(C) Frédéric Guyon, Gautier Moroy
Non-sequential alignment of binding sites for fast peptide screening
The PepIT program proposes peptides that may interact with a given protein. PepIT is based on a non-sequential alignment algorithm to identify peptide binding sites that share geometrical and physicochemical properties with regions on the target protein. PepIT compares the entire surface of the target protein with the peptide binding sites in the Propedia dataset, which contains more than 19,000 high-resolution protein-peptide structures. Once a peptide binding site similar to a portion of the protein surface is found, the peptide inserted into the binding site is repositioned on the corresponding portion of the protein surface.
The R program is required as Pepit is a R package. A few R scripts are included that make use of the pepit R package. No R programming is required.
The pepit package is installed on github repository https://github.com/DSIMB/pepit.
Invoke R and type:
install.packages("devtools")
library(devtools)
install_github("DSIMB/pepit")
Two scripts make use of the package pepit.
BuiltBSBank.R builds a bank of protein-peptide complexes with the format expected by pepit
pepit.R performs a search of a binding site of the bank similar to the given protein target.

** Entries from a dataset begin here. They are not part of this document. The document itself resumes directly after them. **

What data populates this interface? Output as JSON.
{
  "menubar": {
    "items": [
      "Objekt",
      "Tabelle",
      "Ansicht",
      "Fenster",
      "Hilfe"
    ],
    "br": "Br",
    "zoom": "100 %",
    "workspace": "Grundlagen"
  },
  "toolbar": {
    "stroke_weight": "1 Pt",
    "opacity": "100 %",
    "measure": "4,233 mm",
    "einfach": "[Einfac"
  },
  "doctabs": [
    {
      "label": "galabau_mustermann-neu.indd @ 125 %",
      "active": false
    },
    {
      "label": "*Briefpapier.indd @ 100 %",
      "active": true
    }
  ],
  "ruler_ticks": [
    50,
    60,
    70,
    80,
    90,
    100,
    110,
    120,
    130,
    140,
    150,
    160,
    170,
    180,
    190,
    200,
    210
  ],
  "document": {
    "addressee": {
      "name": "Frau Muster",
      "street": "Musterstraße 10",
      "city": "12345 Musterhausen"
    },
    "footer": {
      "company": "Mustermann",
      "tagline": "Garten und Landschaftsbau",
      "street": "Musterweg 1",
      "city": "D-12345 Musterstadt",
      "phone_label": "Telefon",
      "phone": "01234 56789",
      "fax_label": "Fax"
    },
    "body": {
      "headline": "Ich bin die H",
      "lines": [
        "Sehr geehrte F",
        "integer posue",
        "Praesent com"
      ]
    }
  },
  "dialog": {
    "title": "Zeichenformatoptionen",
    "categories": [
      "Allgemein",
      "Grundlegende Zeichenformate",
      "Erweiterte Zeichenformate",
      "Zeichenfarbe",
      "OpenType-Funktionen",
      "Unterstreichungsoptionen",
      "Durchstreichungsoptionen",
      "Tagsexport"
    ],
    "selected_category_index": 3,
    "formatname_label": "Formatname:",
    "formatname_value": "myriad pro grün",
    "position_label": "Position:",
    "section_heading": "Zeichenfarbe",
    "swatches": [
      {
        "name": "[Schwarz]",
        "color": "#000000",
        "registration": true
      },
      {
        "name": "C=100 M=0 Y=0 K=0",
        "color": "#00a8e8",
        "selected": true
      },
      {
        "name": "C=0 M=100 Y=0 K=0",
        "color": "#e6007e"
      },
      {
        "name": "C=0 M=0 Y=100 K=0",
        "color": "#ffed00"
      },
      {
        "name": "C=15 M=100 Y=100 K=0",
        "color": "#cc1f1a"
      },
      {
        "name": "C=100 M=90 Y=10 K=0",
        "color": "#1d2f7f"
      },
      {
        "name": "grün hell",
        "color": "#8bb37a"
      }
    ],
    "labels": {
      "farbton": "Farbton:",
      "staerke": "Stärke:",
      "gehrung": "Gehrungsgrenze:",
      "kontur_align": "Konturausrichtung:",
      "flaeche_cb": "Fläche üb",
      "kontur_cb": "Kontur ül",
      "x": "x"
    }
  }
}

As input, the script takes a bank description file, that is a 3 columns file with a header, that can be read by R as a data frame.
The second input is a directory name where are written the ouput complexe pdb files.
Example:
mkdir Bank
For example, with the following file nanobank.dat
PDB Receptor.Chain Peptide.Chain
148l E S
1a07 A C
1a07 B D
1a08 A C
Rscript ./BuiltBSBank.R nanobank.dat Bank
the script produces 4 pdb files 148lE:S.pdb
1a07A:C.pdb
1a07B:D.pdb
1a08A:C.pdb
use the script pepit.R
Rscript ./pepit.R target target_chain BSBank prefix
- target is a pdb file or a pdb id. In this case,
pepit.R
download the pdb file from the Protein Data Bank RCSB PDB. - target_chain gives the receptor chain of the pdb target file. It can be a single character or a list of chains as H,L or A,B,C or "*" meaning all the protein chains (the double quote are mandatory)
- BSBank is binding site bank created by
BuiltBSBank.R
- prefix is a string used as a prefix for the names of all the output files.
By default, pepit.R
produces 1 output file : .score
It is possible to change the default values of the program parameters at the beginning of the script file.
All the parameter default values are indicated in pepit/inst/default_parameters.R
. This R file cannot be used to change the values
of the parameters, it is just here for information. The parameters must be changed in the R scripts `pepit.R
For example, if the parameter POSE is set to TRUE, an alignment file that gives the mapping between the protein target and the selected binding sites is output.
This file name is .al. PDB files with the selected peptides posed onto the target are also produced.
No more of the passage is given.